Myth 17: Tools and techniques chosen by management enhance owner objectives
Take a manager faced with a decision that involves a significant risk to the corporation. If the culture is one that is quick to blame, then the personal risk that the executive faces if the risk turns sour, may result in the executive losing career opportunities – let alone his job.
If the executive has a young family, mortgage and private school fees, then that executive, only because he is human, is likely to shy away from taking the risk – even if it is the appropriate thing to do from a corporate perspective.
Therefore on one level, managers by their humanness, make decisions that may not be in the best interest of the organisation and its shareholders. On another level, managers will be attracted to things they know, and away from things they don’t know – again only because they are normal. A manager familiar with the 360 degree review technique, for example, will be attracted to it because, in his knowledge, he feels safe. Whether the 360 degree review technique is the optimal technique needed for the manager’s context may be a question that the manager won’t ask and the corporation may be oblivious to.

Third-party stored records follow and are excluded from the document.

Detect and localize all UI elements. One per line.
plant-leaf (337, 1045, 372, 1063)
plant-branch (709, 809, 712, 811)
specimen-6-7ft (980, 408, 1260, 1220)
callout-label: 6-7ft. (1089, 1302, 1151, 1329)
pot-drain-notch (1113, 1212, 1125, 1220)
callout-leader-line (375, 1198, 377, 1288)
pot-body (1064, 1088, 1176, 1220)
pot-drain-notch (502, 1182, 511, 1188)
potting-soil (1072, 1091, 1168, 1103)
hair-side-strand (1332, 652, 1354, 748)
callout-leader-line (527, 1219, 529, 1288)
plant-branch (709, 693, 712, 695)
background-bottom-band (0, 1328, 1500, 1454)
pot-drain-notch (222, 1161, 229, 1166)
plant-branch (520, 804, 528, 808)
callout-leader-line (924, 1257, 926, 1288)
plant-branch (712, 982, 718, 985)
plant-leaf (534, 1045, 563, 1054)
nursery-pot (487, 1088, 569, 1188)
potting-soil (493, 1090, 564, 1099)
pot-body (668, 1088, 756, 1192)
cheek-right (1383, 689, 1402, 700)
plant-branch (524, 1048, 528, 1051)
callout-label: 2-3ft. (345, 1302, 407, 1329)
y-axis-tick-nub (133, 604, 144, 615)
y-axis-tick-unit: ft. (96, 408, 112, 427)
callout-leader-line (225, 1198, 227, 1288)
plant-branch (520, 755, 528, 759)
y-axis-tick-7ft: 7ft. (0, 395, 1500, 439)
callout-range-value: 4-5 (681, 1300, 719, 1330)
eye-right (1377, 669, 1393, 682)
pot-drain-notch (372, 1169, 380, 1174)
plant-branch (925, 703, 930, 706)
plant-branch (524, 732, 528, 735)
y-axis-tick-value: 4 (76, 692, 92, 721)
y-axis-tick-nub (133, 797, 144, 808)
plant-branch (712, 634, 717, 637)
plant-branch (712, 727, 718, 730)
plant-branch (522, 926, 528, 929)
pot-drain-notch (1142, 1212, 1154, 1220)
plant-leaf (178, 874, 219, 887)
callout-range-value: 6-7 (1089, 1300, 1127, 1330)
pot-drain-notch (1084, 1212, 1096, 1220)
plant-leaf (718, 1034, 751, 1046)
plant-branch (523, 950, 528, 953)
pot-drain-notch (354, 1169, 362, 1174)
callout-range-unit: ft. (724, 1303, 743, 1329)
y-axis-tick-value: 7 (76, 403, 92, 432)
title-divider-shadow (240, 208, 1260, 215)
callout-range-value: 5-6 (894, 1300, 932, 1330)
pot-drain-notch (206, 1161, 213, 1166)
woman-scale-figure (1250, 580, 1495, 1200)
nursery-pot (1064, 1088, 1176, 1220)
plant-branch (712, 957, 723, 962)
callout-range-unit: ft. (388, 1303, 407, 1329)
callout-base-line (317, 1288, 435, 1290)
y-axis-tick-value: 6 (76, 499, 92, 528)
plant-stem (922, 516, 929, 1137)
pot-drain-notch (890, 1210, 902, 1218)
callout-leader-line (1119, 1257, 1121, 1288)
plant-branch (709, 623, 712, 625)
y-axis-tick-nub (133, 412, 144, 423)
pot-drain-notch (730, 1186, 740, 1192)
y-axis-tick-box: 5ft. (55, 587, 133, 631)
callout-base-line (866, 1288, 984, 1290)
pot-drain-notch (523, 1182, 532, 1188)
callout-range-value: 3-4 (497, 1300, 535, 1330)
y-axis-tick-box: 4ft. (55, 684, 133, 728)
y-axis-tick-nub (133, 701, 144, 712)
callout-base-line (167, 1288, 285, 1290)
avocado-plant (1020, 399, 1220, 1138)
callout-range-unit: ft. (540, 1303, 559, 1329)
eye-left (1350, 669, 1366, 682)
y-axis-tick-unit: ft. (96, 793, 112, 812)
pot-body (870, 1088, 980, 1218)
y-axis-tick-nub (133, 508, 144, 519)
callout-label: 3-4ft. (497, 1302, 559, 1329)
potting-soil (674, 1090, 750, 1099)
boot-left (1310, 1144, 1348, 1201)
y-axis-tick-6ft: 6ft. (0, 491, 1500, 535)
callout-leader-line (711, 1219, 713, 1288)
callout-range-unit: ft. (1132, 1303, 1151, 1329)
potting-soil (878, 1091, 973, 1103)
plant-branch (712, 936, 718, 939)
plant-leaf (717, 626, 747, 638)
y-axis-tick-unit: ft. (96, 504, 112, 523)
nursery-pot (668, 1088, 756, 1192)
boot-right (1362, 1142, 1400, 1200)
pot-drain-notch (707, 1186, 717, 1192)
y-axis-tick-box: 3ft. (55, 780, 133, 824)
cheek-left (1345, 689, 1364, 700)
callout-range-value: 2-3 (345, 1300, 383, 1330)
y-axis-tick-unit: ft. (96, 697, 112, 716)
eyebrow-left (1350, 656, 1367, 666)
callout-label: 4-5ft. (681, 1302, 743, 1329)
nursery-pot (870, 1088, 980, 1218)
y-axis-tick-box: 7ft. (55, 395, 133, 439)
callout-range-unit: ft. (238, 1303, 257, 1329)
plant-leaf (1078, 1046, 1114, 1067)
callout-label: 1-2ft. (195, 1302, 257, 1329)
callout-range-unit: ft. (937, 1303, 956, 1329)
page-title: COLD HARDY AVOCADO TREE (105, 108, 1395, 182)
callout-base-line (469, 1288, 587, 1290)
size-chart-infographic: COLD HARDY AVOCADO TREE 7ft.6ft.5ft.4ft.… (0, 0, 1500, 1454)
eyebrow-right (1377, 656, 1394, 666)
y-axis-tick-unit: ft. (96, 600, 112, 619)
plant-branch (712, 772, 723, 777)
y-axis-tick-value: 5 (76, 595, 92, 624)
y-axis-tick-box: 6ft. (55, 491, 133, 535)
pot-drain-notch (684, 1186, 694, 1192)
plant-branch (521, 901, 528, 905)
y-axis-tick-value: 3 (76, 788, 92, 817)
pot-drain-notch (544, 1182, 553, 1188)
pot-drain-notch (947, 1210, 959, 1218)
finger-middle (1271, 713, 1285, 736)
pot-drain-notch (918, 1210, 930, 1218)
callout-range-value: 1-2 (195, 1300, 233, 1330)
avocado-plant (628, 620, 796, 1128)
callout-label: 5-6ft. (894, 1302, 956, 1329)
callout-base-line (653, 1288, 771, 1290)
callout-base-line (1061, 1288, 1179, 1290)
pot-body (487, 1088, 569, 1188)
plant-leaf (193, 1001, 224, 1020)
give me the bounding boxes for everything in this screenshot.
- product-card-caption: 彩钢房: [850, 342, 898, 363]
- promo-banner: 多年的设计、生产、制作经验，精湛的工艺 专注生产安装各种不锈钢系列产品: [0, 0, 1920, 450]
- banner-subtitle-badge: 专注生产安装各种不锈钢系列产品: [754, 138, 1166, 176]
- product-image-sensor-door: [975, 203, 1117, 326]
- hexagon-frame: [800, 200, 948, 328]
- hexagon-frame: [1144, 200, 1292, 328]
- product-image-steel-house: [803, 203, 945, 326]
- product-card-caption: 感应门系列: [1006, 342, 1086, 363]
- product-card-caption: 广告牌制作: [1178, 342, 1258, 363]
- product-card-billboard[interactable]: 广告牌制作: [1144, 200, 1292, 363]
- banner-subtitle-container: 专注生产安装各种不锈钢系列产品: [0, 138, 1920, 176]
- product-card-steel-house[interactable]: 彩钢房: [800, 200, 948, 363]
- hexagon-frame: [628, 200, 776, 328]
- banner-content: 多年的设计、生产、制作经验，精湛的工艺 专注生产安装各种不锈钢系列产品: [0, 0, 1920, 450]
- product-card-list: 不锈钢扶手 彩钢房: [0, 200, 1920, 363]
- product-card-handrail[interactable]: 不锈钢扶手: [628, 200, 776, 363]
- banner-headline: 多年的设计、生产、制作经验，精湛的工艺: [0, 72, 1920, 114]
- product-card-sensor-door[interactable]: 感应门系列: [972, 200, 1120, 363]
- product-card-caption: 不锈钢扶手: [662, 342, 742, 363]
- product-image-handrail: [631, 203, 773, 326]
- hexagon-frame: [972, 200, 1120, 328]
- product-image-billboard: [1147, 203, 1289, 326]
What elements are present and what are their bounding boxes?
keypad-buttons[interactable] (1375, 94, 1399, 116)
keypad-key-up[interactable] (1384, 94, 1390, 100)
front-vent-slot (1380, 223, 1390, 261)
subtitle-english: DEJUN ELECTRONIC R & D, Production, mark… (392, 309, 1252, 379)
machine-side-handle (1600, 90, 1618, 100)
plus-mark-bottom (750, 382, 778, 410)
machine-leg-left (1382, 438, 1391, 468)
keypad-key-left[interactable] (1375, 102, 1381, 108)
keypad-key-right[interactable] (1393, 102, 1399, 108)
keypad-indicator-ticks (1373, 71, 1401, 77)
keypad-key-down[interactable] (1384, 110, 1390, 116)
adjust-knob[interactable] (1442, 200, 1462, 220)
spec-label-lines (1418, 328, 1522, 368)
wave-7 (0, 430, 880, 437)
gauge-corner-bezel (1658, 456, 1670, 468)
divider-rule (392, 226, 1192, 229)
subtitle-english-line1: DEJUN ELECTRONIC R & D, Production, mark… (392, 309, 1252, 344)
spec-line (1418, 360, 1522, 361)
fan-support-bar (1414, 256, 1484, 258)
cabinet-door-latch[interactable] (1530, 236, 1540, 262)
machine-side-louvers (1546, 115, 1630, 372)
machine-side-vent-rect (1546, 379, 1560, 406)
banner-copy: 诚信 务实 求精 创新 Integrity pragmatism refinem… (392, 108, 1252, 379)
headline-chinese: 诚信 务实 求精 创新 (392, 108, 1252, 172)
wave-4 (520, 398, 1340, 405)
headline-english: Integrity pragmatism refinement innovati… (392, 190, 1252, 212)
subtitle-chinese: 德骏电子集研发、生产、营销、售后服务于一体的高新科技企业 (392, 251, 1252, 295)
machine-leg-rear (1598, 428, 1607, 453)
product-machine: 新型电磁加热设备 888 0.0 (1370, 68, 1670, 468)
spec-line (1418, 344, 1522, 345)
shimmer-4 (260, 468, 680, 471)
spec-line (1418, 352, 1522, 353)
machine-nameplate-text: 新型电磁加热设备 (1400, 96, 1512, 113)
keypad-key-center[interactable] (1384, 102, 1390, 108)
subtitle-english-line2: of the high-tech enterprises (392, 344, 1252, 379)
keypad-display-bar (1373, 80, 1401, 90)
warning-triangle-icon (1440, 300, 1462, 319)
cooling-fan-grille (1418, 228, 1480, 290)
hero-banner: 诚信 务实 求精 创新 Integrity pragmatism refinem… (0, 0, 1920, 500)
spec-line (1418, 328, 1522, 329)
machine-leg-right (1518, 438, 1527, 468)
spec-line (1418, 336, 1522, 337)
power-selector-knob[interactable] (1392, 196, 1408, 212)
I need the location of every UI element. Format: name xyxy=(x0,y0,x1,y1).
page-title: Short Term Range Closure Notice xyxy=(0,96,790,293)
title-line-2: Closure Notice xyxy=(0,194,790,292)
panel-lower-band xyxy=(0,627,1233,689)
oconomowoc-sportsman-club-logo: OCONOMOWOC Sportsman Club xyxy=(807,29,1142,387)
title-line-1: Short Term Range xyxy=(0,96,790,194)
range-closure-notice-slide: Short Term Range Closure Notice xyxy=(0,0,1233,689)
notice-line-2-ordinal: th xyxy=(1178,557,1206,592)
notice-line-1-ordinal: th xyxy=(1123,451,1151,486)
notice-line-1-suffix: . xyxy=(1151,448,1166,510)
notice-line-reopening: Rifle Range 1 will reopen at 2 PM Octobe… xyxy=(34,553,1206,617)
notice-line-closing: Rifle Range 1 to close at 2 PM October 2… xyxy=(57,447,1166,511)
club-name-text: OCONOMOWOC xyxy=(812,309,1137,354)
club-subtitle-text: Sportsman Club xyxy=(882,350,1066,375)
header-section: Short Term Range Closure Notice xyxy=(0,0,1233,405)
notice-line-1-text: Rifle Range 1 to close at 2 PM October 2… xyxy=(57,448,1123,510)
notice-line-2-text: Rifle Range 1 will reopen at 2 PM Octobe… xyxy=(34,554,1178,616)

The choices that managers make everyday are always made with someone’s subjectivity playing an role – sometimes a minor role and sometimes a major one.
The old adage that one can’t teach an old dog new tricks is a wonderful metaphor for this situation.
What earlier discussion clearly conclude is that no tool or technique is always the right technique for every situation. Managers are affected by their subjectivity; organisational tensions, competition and conflict; and the normal dynamic of aspiration and success, that comes to play in deciding corporate strategies.
Sustained Competitive Advantage, World’s Best Practice, TQM, 360 degree reviews, Innovation, Re-engineering, Teaming, Knowledge Organisations, Learning Organisations, Quality Circles and so on are all techniques that suit a certain context. Used inappropriately, they can cost millions, defer desired outcomes or even compromise permanently the organisation – all at the expense of the poor shareholder who has entrusted the management to perform as required.